La palazzina che ospitava il banco della Riva, nella attuale via Porta Reno.E se il banchiere Abram Emanuel Norsa ottenne da Ercole I, nel 1543, quell'importante riconoscimento che era un Privilegio, poi riconfermato a lui e ai suoi eredi dai successori del duca, Isaach q. Salvator Fano fu uno dei pochi ebrei che potè fregiarsi del titolo di Civis ferrariensis alla metà del Cinquecento. Dopo la libertà di azione goduta durante il periodo estense, dopo la fiducia e il rispetto da parte dei governanti e della relativa corte, nel 1598, con la devoluzione del ducato di Ferrara alla Santa Sede iniziò un periodo di incertezze e timori tanto da richiedere l'intervento di truppe per cautelare la comunità ebraica impaurita. Fino alla chiusura nel recinto degli ebrei, attuata fra il 1624 ed il 1627.


Dobbiamo immaginare che, se fu tanto profondo lo stravolgimento per tutti quei singoli componenti della comunità (e, in realtà, erano tanti) costretti ad abbandonare le proprie abitazioni e le attività commerciali e artigianali sparse in città, ancora maggiori debbono essere stati i problemi per i gestori dei due banchi situati al di fuori della perimetrazione del ghetto: trovata una nuova residenza nella strada di San Giacomo alias Gate Martie, i Budrio del banco dei Carri, come i Rossi del banco da Po, vi hanno trasferito le rispettive aziende che, per continuità, hanno conservato le denominazioni originali.
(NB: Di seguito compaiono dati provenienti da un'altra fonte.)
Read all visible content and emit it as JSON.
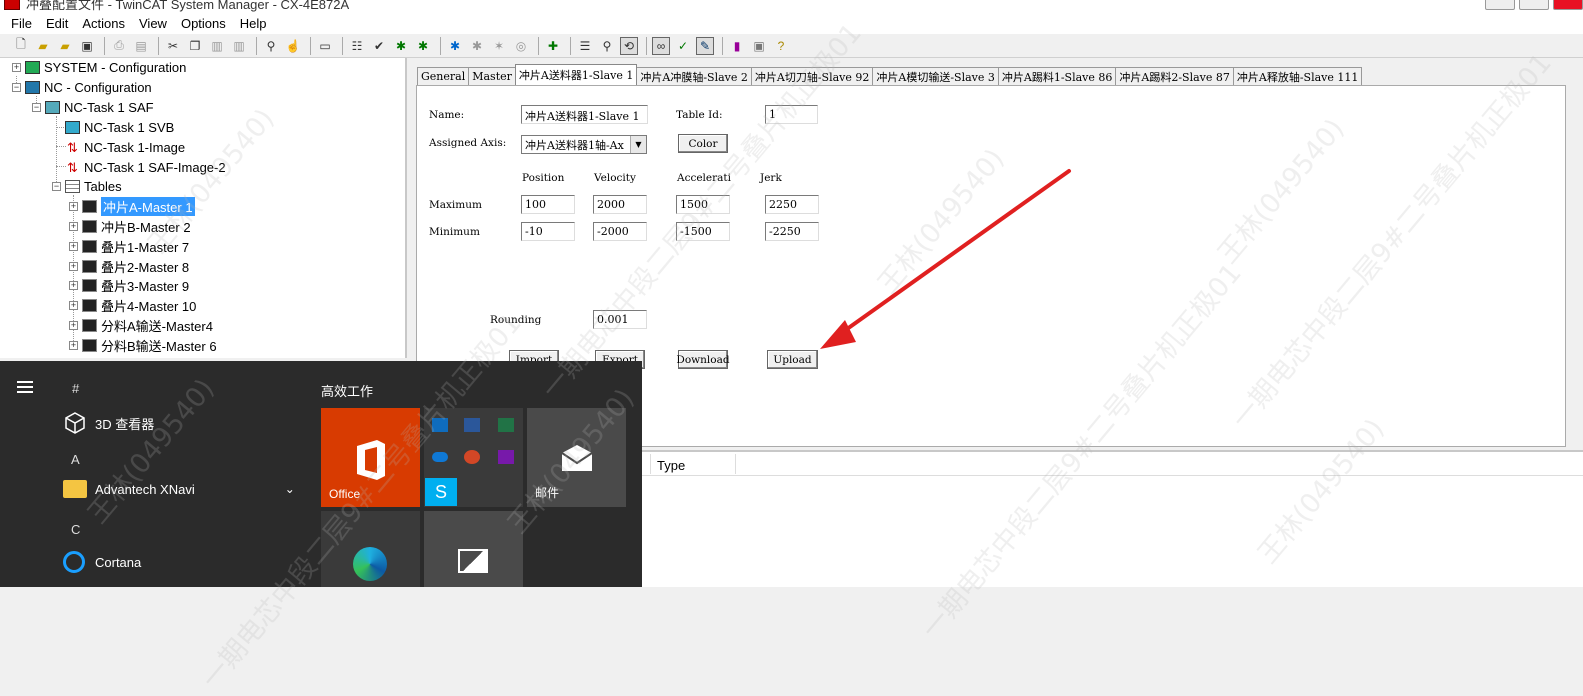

Nonostante le innumerevoli e pesanti restrizioni imposte contestualmente alla realizzazione del ghetto, l'importanza dei banchi foeneratici gestiti da ebrei, sostegno e liquidità per aristocrazia e popolino, non diminuì, tanto che, nel 1779, il Banco Coen gestiva i pagamenti delle affittanze degli immobili di proprietà del Priorato di San Romano, per i quali utilizzava addirittura ricevute predisposte a stampa a Credito di Sua Eminenza Rev.ssima il Sig. Cardinale Guido Calcagnini Vescovo d'Osimo, e Cingoli, e Moderno Priore Commendatario del Priorato suddetto, e di San Pietro di Coparo... ancora una volta l'autorità ecclesiastica si assolveva dell'utilizzo dei prestatori ebrei, nascondendosi dietro la formula commodatis et necessitatis utilizzata da papa Niccolò.

Ma, nel frattempo, era stato realizzato il Monte di Pietà ed era fallito, era stato rifinanziato e nuovamente aveva fatto bancarotta; ai prestatori mercanti ebrei si erano affiancati banchieri cristiani, dapprima osteggiati, quindi accettati. La professione aveva gradualmente assunto un proprio ruolo riconosciuto anche a livello sociale e, se pure "la città nella città" di Ferrara non possa vantarsi di avere dato origine a una stirpe finanziaria prestigiosa come quella dei Rotschild, è storicamente giusto ricordare come i banchi foeneratici abbiano contribuito a rendere possibile la realizzazione di quello splendido sogno umanista che la casa d'Este aveva concepito per la città di Ferrara.